The Stripe-backed Tempo blockchain has gained a pair of heavyweight validators in Visa (V) and Zodia Custody, the majority-owned crypto custodian of Standard Chartered (STAN).
Alongside Stripe, Visa and Zodia will participate in the Tempo blockchain by maintaining network security and verifying transactions.
Visa, a long-time collaborator of the payment service provider, configured and managed the validator node entirely in-house, after six months of joint work with Tempo’s engineering team to integrate the cards giant’s infrastructure directly into the blockchain, according to a press release.
Visa plans to run nodes on other blockchains after Tempo integration. The card network previously announced that it would join the Canton network, where it is planned to serve as a “super validator.”
For the past seven years or so, Visa’s blockchain engineers have been “living and breathing stablecoins,” said Visa crypto team leader Cuy Sheffield. The focus now is on supporting the evolution of new payment flows such as machine-to-machine commerce using AI agents, he added.
“We were an early design partner, working closely with the Tempo team, looking to design infrastructure that could support many types of new payment flows, and in particular agentic payment flows,” Sheffield said in an interview with CoinDesk.
Tempo, which is also backed by crypto investment firm Paradigm, went live last month with Machine Payments Protocol (MPP), a protocol that allows software and AI agents to pay for services autonomously.
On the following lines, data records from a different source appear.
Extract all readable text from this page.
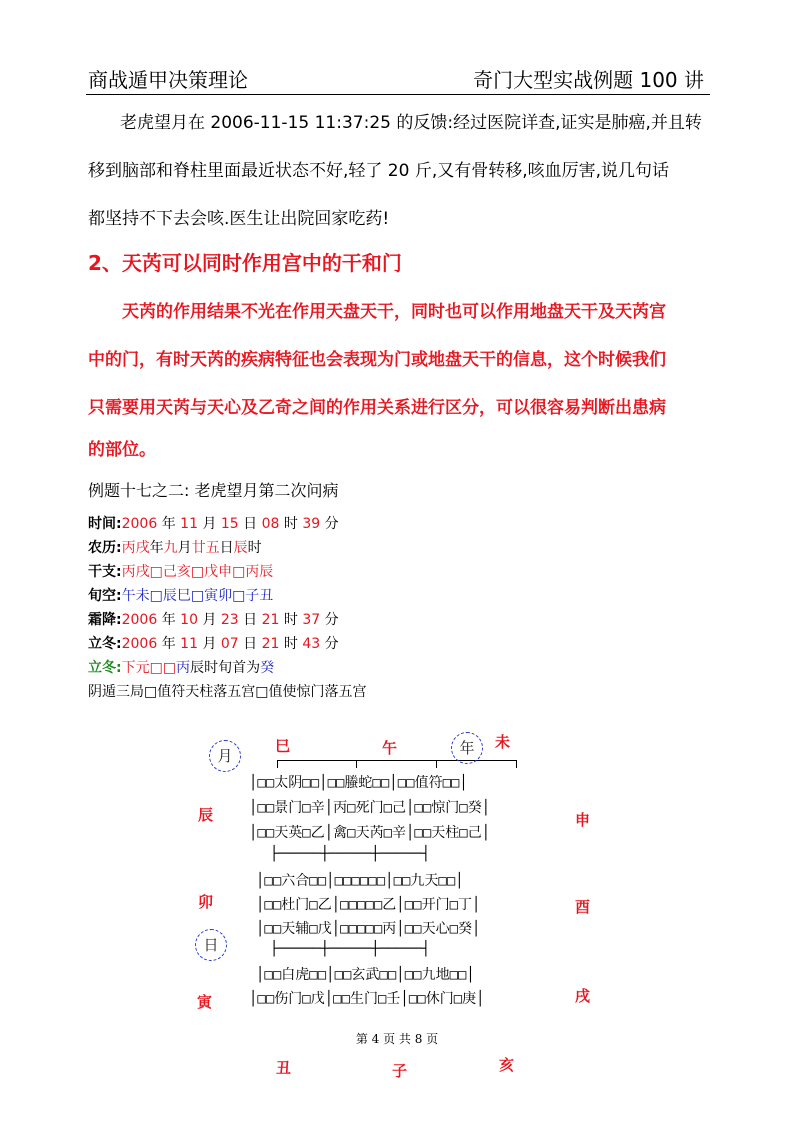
商战遁甲决策理论	奇门大型实战例题 100 讲
老虎望月在 2006-11-15 11:37:25 的反馈:经过医院详查,证实是肺癌,并且转
移到脑部和脊柱里面最近状态不好,轻了 20 斤,又有骨转移,咳血厉害,说几句话
都坚持不下去会咳.医生让出院回家吃药!
2、天芮可以同时作用宫中的干和门
天芮的作用结果不光在作用天盘天干，同时也可以作用地盘天干及天芮宫
中的门，有时天芮的疾病特征也会表现为门或地盘天干的信息，这个时候我们
只需要用天芮与天心及乙奇之间的作用关系进行区分，可以很容易判断出患病
的部位。
例题十七之二: 老虎望月第二次问病
时间:2006 年 11 月 15 日 08 时 39 分
农历:丙戌年九月廿五日辰时
干支:丙戌□己亥□戊申□丙辰
旬空:午未□辰巳□寅卯□子丑
霜降:2006 年 10 月 23 日 21 时 37 分
立冬:2006 年 11 月 07 日 21 时 43 分
立冬:下元□□丙辰时旬首为癸
阴遁三局□值符天柱落五宫□值使惊门落五宫
├─────┼─────┼─────┤
│□□太阴□□│□□螣蛇□□│□□值符□□│
│□□景门□辛│丙□死门□己│□□惊门□癸│
│□□天英□乙│禽□天芮□辛│□□天柱□己│
├─────┼─────┼─────┤
│□□六合□□│□□□□□□│□□九天□□│
│□□杜门□乙│□□□□□乙│□□开门□丁│
│□□天辅□戊│□□□□□丙│□□天心□癸│
│□□白虎□□│□□玄武□□│□□九地□□│
│□□伤门□戊│□□生门□壬│□□休门□庚│
巳	午	未
辰	申
卯	酉
寅	戌
丑	子	亥
月	年
日
第 4 页 共 8 页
“Visa is an important part of the MPP,” Sheffield said. “We added the MPP card specifications. We announced Visa CLI, which is a wallet built on top of MPP where agents can use a Visa card to be able to spend. So we’ve been deeply involved in Tempo and the MPP ecosystem, and now we manage the underlying infrastructure on Tempo.”
There is no doubt about Stripe’s conviction when it comes to assembling an end-to-end blockchain-based system for stable payments. But with hindsight, some might question the open and decentralized nature of such a system.
Sheffield, in response, said Visa was simply being pragmatic and looking for products that could drive payment volume.
“Our view has always been that decentralization is a spectrum,” Sheffield said. “There are many use cases where decentralization for the sake of decentralization does not solve the problem. I think we are now entering a phase in the crypto industry where decentralization is not the main value-add. It’s about whether a new payment infrastructure is fast, efficient, programmable, and can outperform some existing payment infrastructure for certain use cases.”
Stripe entered the stablecoin industry when it acquired stablecoin specialist Bridge for $1.1 billion in 2024. Earlier this year, Mastercard made a similar move by purchasing stablecoin company BVNK for $1.8 billion.
When asked if Visa was considering offering its own stablecoin, Sheffield responded:
“It’s so early and the rules aren’t fully written yet. We’ve spent a lot of time with the OCC (Office of the Comptroller of the Currency) and others,” he said. “I think Visa can play many different roles, but in everything we do, we want to make sure we do it in partnership with our customers and our network.”
UPDATE (April 14, 2:16 p.m. UTC): Rewrote title, first paragraph to include reference to Zodia Custody.